Imbuing AI with emotional intelligence isn’t a straightforward, single-step process, it’s a combination of 4 steps that involve recognizing the emotion, interpreting it, understanding it contextually, and then responding to it. 

But human emotions are not just about words, which means that to recognize and interpret emotions, an AI algorithm would need to have multimodal capabilities. Also to interpret and understand these emotions, it would need to be trained on ample data, which certainly isn’t easy to come by. Finally, to respond appropriately to the finer emotional nuances in human interaction, AI would have to be taught about human personalities. 

Soul App managed to cover things on two of these 4 fronts.

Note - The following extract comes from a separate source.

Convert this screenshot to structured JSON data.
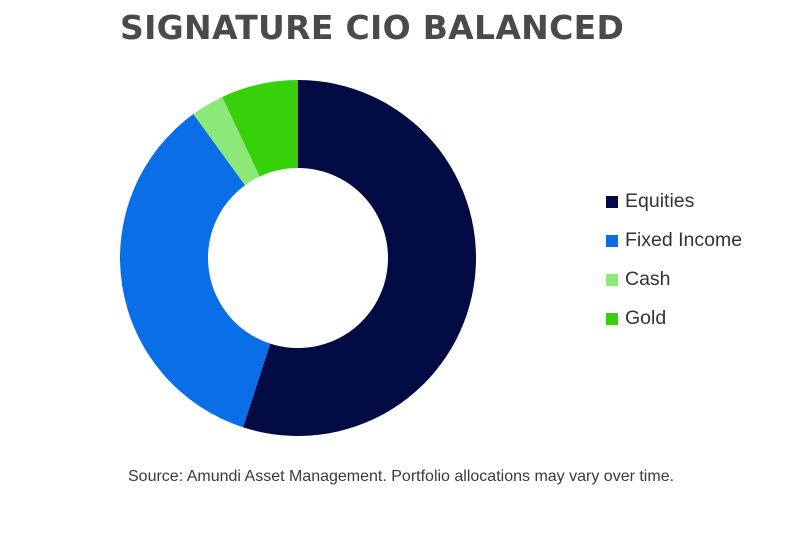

By fine-tuning their EmoVCLIP model, they gave their submission the ability of video emotion recognition. Next, they used a self-training strategy wherein they used pseudo labels to iteratively label unlabeled data which successfully tackled the problem of data paucity and improved the model’s generalization performance.

Finally, the programmers from Soul App used a technique called Modality Dropout to deal with the competitive effects between different modalities, which allowed the model to recognize emotions more accurately.

Apart from Soul App, another company that is currently doing some cutting-edge work on emotionally intelligent AI models is MorphCast. But this organization is primarily focused on video emotion recognition while Soul App is going for multimodal emotion recognition and interpretation.

When it comes to giving an AI model the ability to understand and respond to emotional cues, the Executive Director of Technology Aloha told Forbes that training AI on personality models such as DiSc goes a long way in helping machines understand human behavior. To cut a long story short, a lot of work has to be done before companies realize their dream of creating AI with EQ.

Also, few are pausing to consider the pitfalls of such a technological marvel. According to the Princeton Review, privacy concerns, bias, discrimination, and accountability will be some of the key areas that will need to be addressed to ensure that the technology works as it is intended to.

In other words, several big and small wrinkles will have to be ironed out before human intelligence manages to infuse emotional quotient into artificial intelligence. But, that certainly isn’t going to stop players like Soul App, ChatGpt, X, Microsoft, and of course FAANG from racing toward this coveted goal.